La confiance entre citoyens et politiques n’est plus. Que faisons-nous de ce constat ? Dénoncer est important (et surtout, soyons honnête confortable) mais largement insuffisant pour nous sortir de l’ornière. La faillite du système actuel n’est pas une fin en soi et il faut se mobiliser pour le transformer … ou en créer un autre.

Des initiatives ont été prises pour proposer de donner une voix aux citoyens avec les candidatures d’Alexandre Jardin, de Charlotte Marchandise ou de Jean Lasalle, homme (a)politique de terrain. Elles n’ont pas (ou pas encore) rencontrées le succès qu’on pourrait espérer. Cela me semble tout à fait révélateur de notre attachement à ce modèle politique que nous critiquons pourtant ardemment. C’est tellement plus rassurant d’être de gauche ou de droite, un sale patron ou un gentil syndicaliste (ou alors un glandeur de syndicaliste et un courageux patron, c’est selon d’où on se place), noir ou blanc, de faire confiance à des professionnels de la politique plutôt qu’à des hommes et femmes de bonne volonté … Finalement nous avons peut-être simplement les hommes politiques que nous méritons.

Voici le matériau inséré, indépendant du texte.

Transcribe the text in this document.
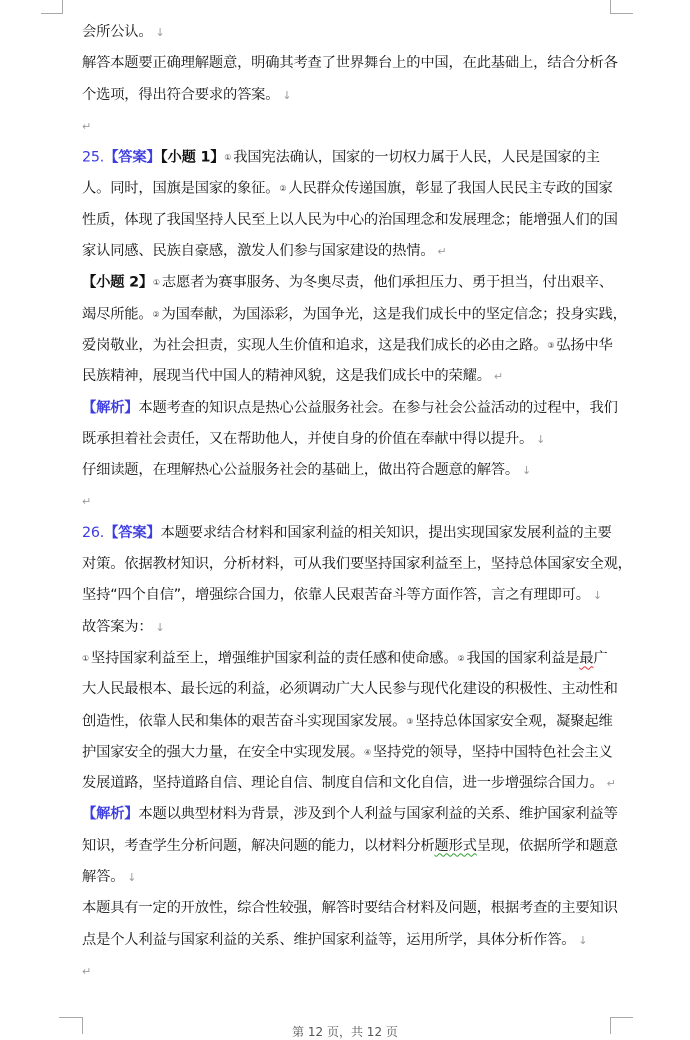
会所公认。 ↓
解答本题要正确理解题意，明确其考查了世界舞台上的中国，在此基础上，结合分析各
个选项，得出符合要求的答案。 ↓
↵
25.【答案】【小题 1】① 我国宪法确认，国家的一切权力属于人民，人民是国家的主
人。同时，国旗是国家的象征。② 人民群众传递国旗，彰显了我国人民民主专政的国家
性质，体现了我国坚持人民至上以人民为中心的治国理念和发展理念；能增强人们的国
家认同感、民族自豪感，激发人们参与国家建设的热情。 ↵
【小题 2】① 志愿者为赛事服务、为冬奥尽责，他们承担压力、勇于担当，付出艰辛、
竭尽所能。② 为国奉献，为国添彩，为国争光，这是我们成长中的坚定信念；投身实践，
爱岗敬业，为社会担责，实现人生价值和追求，这是我们成长的必由之路。③ 弘扬中华
民族精神，展现当代中国人的精神风貌，这是我们成长中的荣耀。 ↵
【解析】本题考查的知识点是热心公益服务社会。在参与社会公益活动的过程中，我们
既承担着社会责任，又在帮助他人，并使自身的价值在奉献中得以提升。 ↓
仔细读题，在理解热心公益服务社会的基础上，做出符合题意的解答。 ↓
↵
26.【答案】本题要求结合材料和国家利益的相关知识，提出实现国家发展利益的主要
对策。依据教材知识，分析材料，可从我们要坚持国家利益至上，坚持总体国家安全观，
坚持“四个自信”，增强综合国力，依靠人民艰苦奋斗等方面作答，言之有理即可。 ↓
故答案为： ↓
① 坚持国家利益至上，增强维护国家利益的责任感和使命感。② 我国的国家利益是最广
大人民最根本、最长远的利益，必须调动广大人民参与现代化建设的积极性、主动性和
创造性，依靠人民和集体的艰苦奋斗实现国家发展。③ 坚持总体国家安全观，凝聚起维
护国家安全的强大力量，在安全中实现发展。④ 坚持党的领导，坚持中国特色社会主义
发展道路，坚持道路自信、理论自信、制度自信和文化自信，进一步增强综合国力。 ↵
【解析】本题以典型材料为背景，涉及到个人利益与国家利益的关系、维护国家利益等
知识，考查学生分析问题，解决问题的能力，以材料分析题形式呈现，依据所学和题意
解答。 ↓
本题具有一定的开放性，综合性较强，解答时要结合材料及问题，根据考查的主要知识
点是个人利益与国家利益的关系、维护国家利益等，运用所学，具体分析作答。 ↓
↵
第 12 页，共 12 页
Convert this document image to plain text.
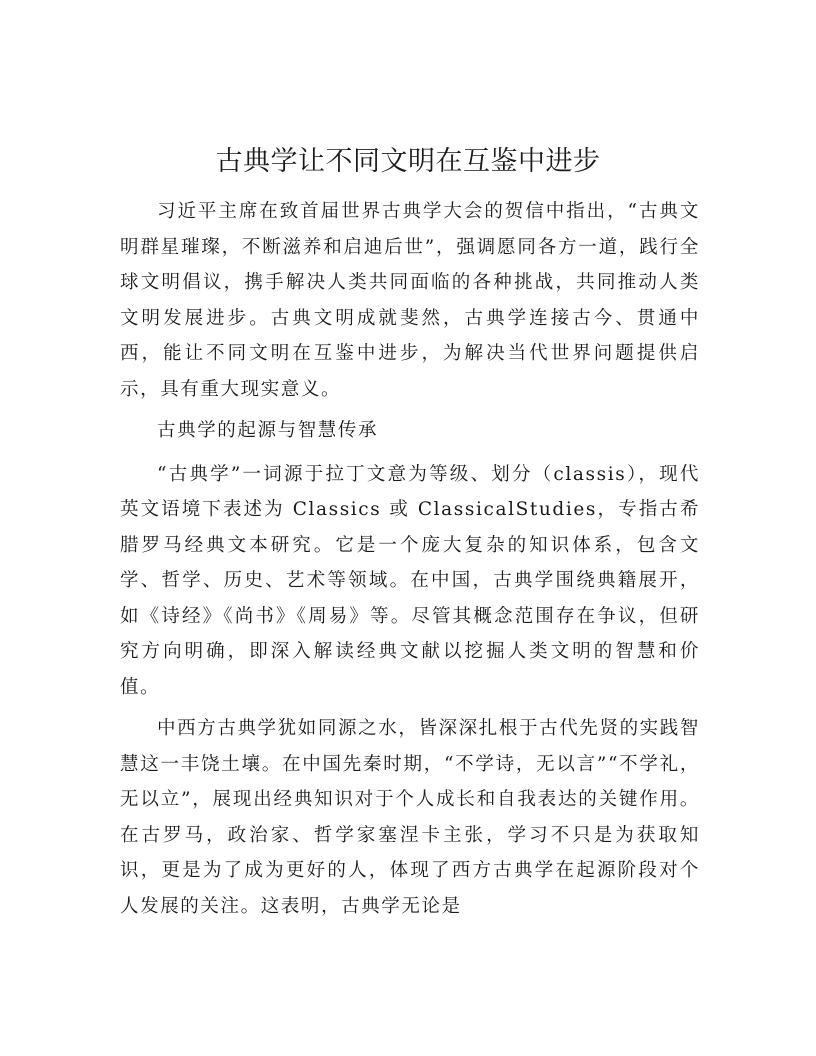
古典学让不同文明在互鉴中进步

习近平主席在致首届世界古典学大会的贺信中指出，“古典文明群星璀璨，不断滋养和启迪后世”，强调愿同各方一道，践行全球文明倡议，携手解决人类共同面临的各种挑战，共同推动人类文明发展进步。古典文明成就斐然，古典学连接古今、贯通中西，能让不同文明在互鉴中进步，为解决当代世界问题提供启示，具有重大现实意义。

古典学的起源与智慧传承

“古典学”一词源于拉丁文意为等级、划分（classis），现代英文语境下表述为 Classics 或 ClassicalStudies，专指古希腊罗马经典文本研究。它是一个庞大复杂的知识体系，包含文学、哲学、历史、艺术等领域。在中国，古典学围绕典籍展开，如《诗经》《尚书》《周易》等。尽管其概念范围存在争议，但研究方向明确，即深入解读经典文献以挖掘人类文明的智慧和价值。

中西方古典学犹如同源之水，皆深深扎根于古代先贤的实践智慧这一丰饶土壤。在中国先秦时期，“不学诗，无以言”“不学礼，无以立”，展现出经典知识对于个人成长和自我表达的关键作用。在古罗马，政治家、哲学家塞涅卡主张，学习不只是为获取知识，更是为了成为更好的人，体现了西方古典学在起源阶段对个人发展的关注。这表明，古典学无论是
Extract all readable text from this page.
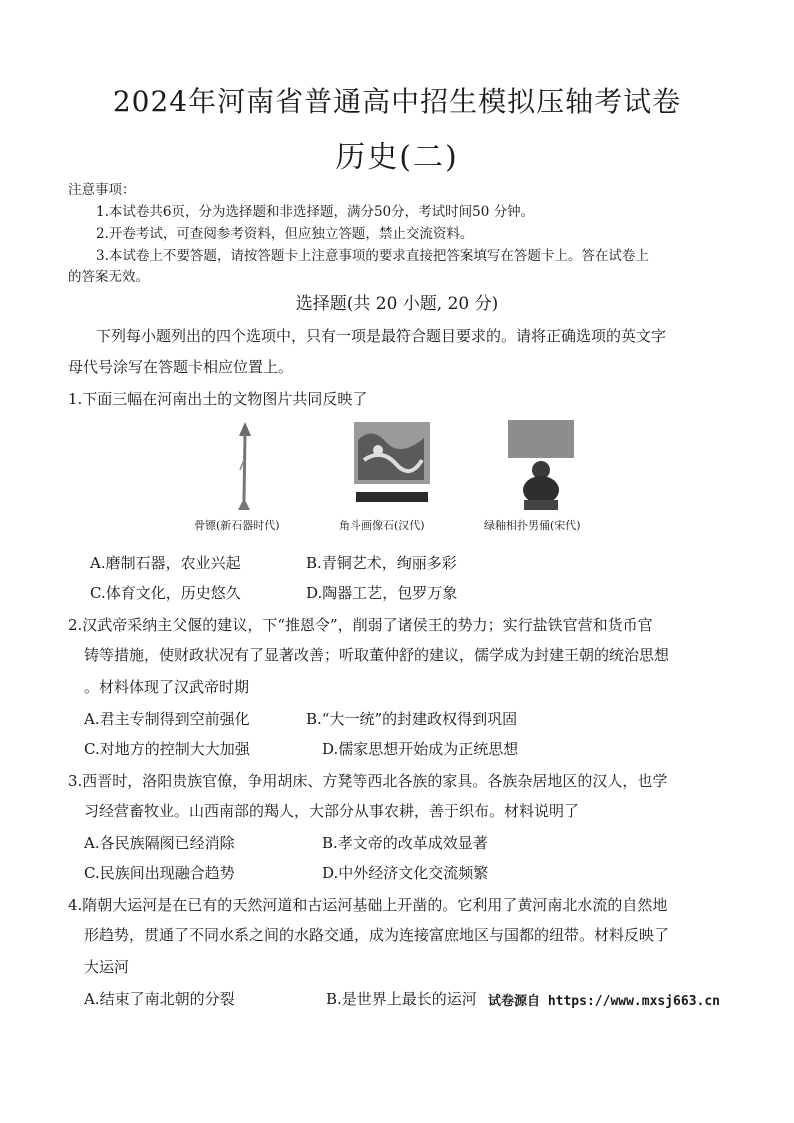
2024年河南省普通高中招生模拟压轴考试卷
历史(二)
注意事项：
1.本试卷共6页，分为选择题和非选择题，满分50分，考试时间50 分钟。
2.开卷考试，可查阅参考资料，但应独立答题，禁止交流资料。
3.本试卷上不要答题，请按答题卡上注意事项的要求直接把答案填写在答题卡上。答在试卷上
的答案无效。
选择题(共 20 小题, 20 分)
下列每小题列出的四个选项中，只有一项是最符合题目要求的。请将正确选项的英文字
母代号涂写在答题卡相应位置上。
1.下面三幅在河南出土的文物图片共同反映了
骨镖(新石器时代)	角斗画像石(汉代)	绿釉相扑男俑(宋代)
A.磨制石器，农业兴起	B.青铜艺术，绚丽多彩
C.体育文化，历史悠久	D.陶器工艺，包罗万象
2.汉武帝采纳主父偃的建议，下“推恩令”，削弱了诸侯王的势力；实行盐铁官营和货币官
铸等措施，使财政状况有了显著改善；听取董仲舒的建议，儒学成为封建王朝的统治思想
。材料体现了汉武帝时期
A.君主专制得到空前强化	B.“大一统”的封建政权得到巩固
C.对地方的控制大大加强	D.儒家思想开始成为正统思想
3.西晋时，洛阳贵族官僚，争用胡床、方凳等西北各族的家具。各族杂居地区的汉人，也学
习经营畜牧业。山西南部的羯人，大部分从事农耕，善于织布。材料说明了
A.各民族隔阂已经消除	B.孝文帝的改革成效显著
C.民族间出现融合趋势	D.中外经济文化交流频繁
4.隋朝大运河是在已有的天然河道和古运河基础上开凿的。它利用了黄河南北水流的自然地
形趋势，贯通了不同水系之间的水路交通，成为连接富庶地区与国都的纽带。材料反映了
大运河
A.结束了南北朝的分裂	B.是世界上最长的运河 试卷源自 https://www.mxsj663.cn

Où en sommes-nous, nous-mêmes, de notre relation à ce système que nous sommes de plus en plus nombreux à décrier ? Quelles mesures avons-nous pris dans nos vies pour a minima ne pas l’alimenter et au mieux le remplacer ? Je crains que  nous soyons encore dans la posture d’enfants rebelles qui rêvent d’un monde meilleur imaginaire, celui où nous aurions tous les avantages. Il est temps de grandir et de reconnaître qu’un meilleur monde ne sera pas possible sans compromis, sans équité. Un système avec des représentants des intérêts de castes ou de communautés n’a d’intérêt que s’il existe un véritable dialogue entre les parties et non une lutte à mort pour la victoire de l’un sur l’autre. Or, de dialogue il n’y a plus depuis longtemps. Nous sommes en train d’agoniser de cette vision triviale de la société : « tuer l’autre pour survivre », «gagner ou perdre », « être le meilleur » : nous pourrons graver cela sur nos tombes. Les problèmes de la planète sont pourtant là tous les jours pour nous rappeler que la survie de l’humanité n’est possible que dans la coopération. Si le réveil n’a pas lieu maintenant, il pourrait bien se faire en sursaut prochainement.

Il est temps de faire naître un nouveau monde où chacun aurait la responsabilité, non pas d’incarner son intérêt ou ceux de sa communauté, mais plus largement celui de tous. Chacun : cela veut dire non seulement les politiques mais chacun d’entre nous, et sans attendre. Alors, si comme moi vous êtes fatigués des débats partisans et donc forcément de mauvaise foi, las d'attendre le héros qui sortira du lot, je vous propose de couper le son et revenir à vous et à tout ce que vous pouvez faire pour incarner ce nouveau monde, non pas en paroles mais en actes. Alors, vous pourrez vous saisir des porte-voix, tweeter et autres réseaux sociaux pour dire : « il est arrivé le nouveau monde » et la colère et le désespoir pourront enfin céder la place à l’enthousiasme. Il nous reste ce choix que personne ne peut nous enlever.